Dessert is defined as either “cake, pie, fruit, pudding, ice cream, etc., served as the final course of a meal” or “a serving of fresh fruit after the main course of a meal.” Pizza, on the other hand, is defined as “a flat, open-faced baked pie of Italian origin, consisting of a thin layer of bread dough topped with spiced tomato sauce and cheese.” In this paper I will argue that the two are mutually exclusive: that is to say that what has been commonly referred to as dessert pizza is not actually pizza.

We should start by unpacking our definitions. Taking pizza, we can say that for something to be pizza, it must a) be flat, b) be baked, c) have a bread-based crust, d) have tomato sauce, and e) have cheese. A dessert must be served as the final course of the meal. We could also add on to our conditions for pizza that it be served as part of the main course, as that seems the most logical order in which to eat a pizza. However, that condition is not essential to the argument at hand.

A dessert pizza, the catalyst for this discussion, does not meet the criteria that we have laid out for a thing to be pizza. Sure, it is flat, baked, and usually has a bread-based crust, but it lacks the cheese and tomato sauce required to be actual pizza. One particular dessert pizza recipe calls for cookie dough, whipped cream, bananas, strawberries, pineapples, and grapes. The only thing in those ingredients that we would find on an actual pizza is pineapple. If we were to call a dessert pizza actual pizza, ignoring the need to satisfy all of the conditions, we would then be forced to call anything that is flat and on bread pizza as well. Therefore, we could call toast with peanut butter pizza by the same logic. However, we know that toast with peanut butter is not pizza and to say so is absurd, just like it is absurd to call dessert pizza actual pizza when it does not fulfill all the criteria required for it to be pizza.

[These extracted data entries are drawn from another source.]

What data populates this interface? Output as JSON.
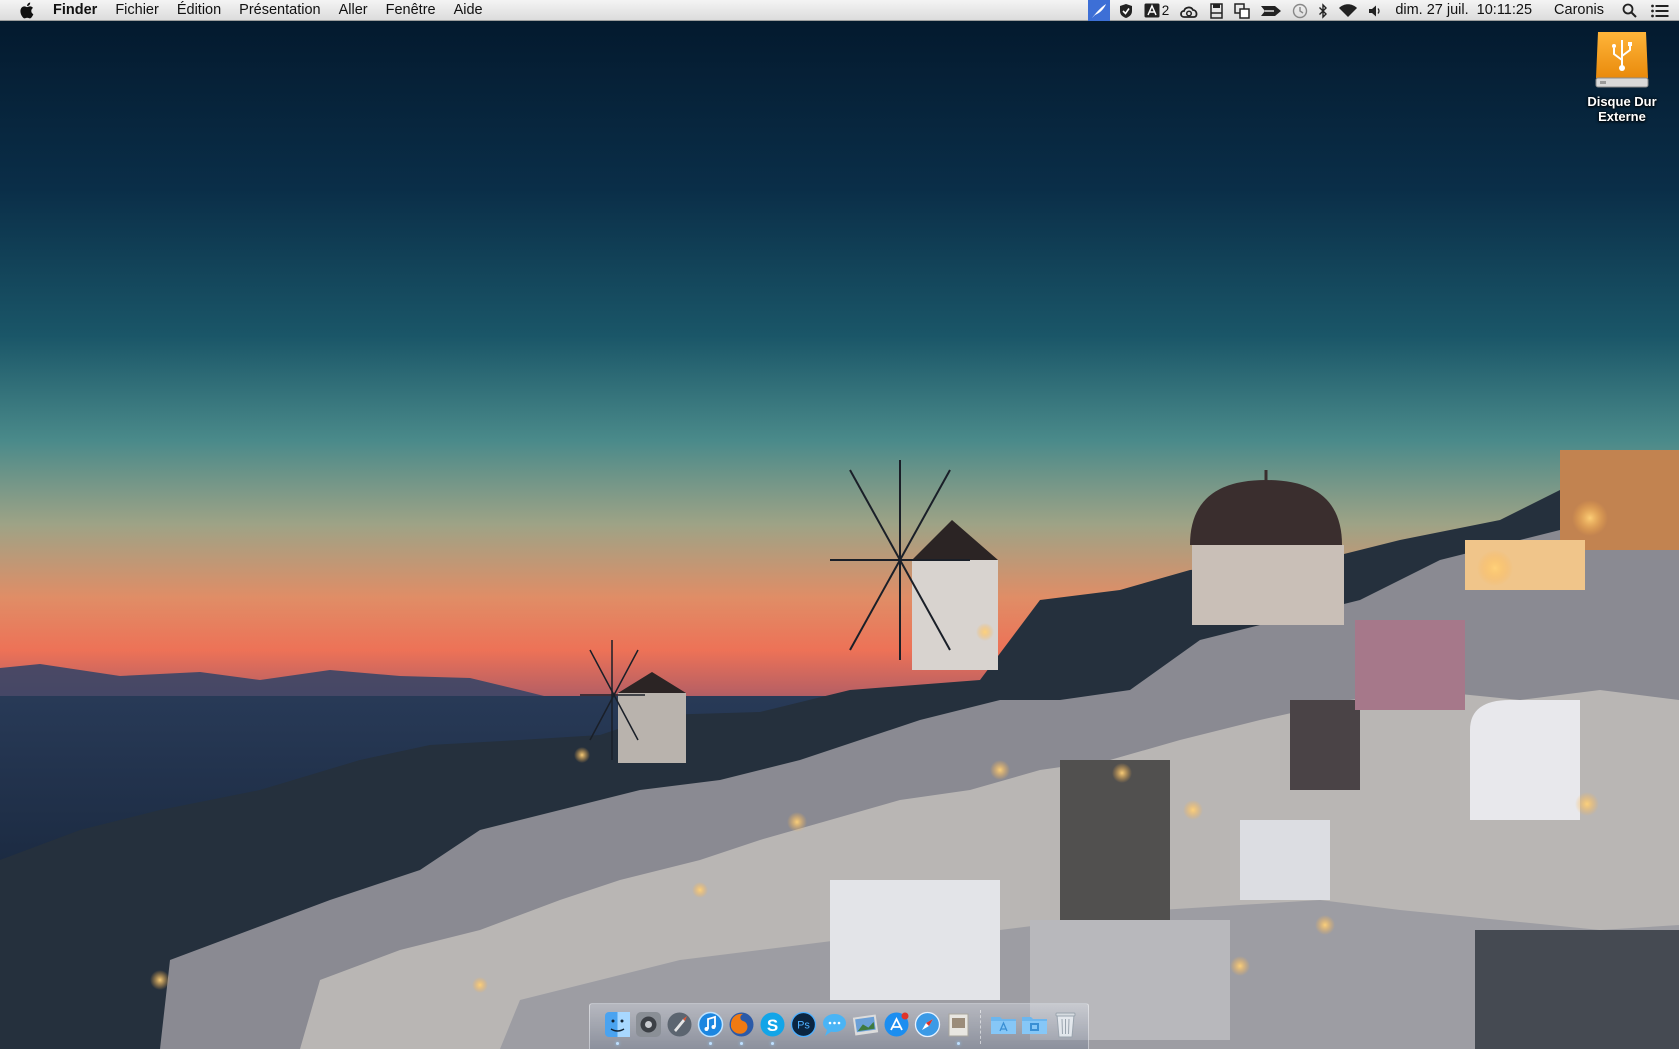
{
  "menubar": {
    "app_name": "Finder",
    "menus": [
      "Fichier",
      "Édition",
      "Présentation",
      "Aller",
      "Fenêtre",
      "Aide"
    ],
    "status": {
      "adobe_badge": "2",
      "date": "dim. 27 juil.",
      "time": "10:11:25",
      "user": "Caronis"
    }
  },
  "desktop": {
    "drive_label": "Disque Dur Externe"
  },
  "dock": {
    "apps": [
      "finder",
      "system-preferences",
      "launchpad",
      "itunes",
      "firefox",
      "skype",
      "photoshop",
      "messages",
      "iphoto",
      "app-store",
      "safari",
      "preview",
      "applications-folder",
      "downloads-folder",
      "trash"
    ]
  }
}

Of contention in this matter is that both pizza and dessert are defined as being some sort of pie and that in and of itself is fine. Pie, in this case, refers to the general shape and method of preparing the dishes in question: it is flat, baked, and usually round. It makes no claims as to content, but the rest of our definitions do. Our definition of pizza states that it must contain tomato sauce and cheese. Our first definition of dessert implies some sort of sweet content while our second definition specifies that it contain fresh fruit. The definition of dessert is less rigid, but still does not entitle us to conclude that pizza and dessert are consistent.

While dessert pizza is undoubtedly a great idea, it is simply not possible for something to be both pizza and dessert. This argument has been undertaken, personal tastes aside, in the interest of properly defining our foods to ensure that when one orders from a foreign menu, one knows just exactly what they are ordering. No one wants to order a dessert pizza and, expecting a delightful take on a time-tested classic combination of bread, cheese, and tomato sauce, be treated to an assault of frightening fruit placed on a bed of whipped cream. It just isn’t right.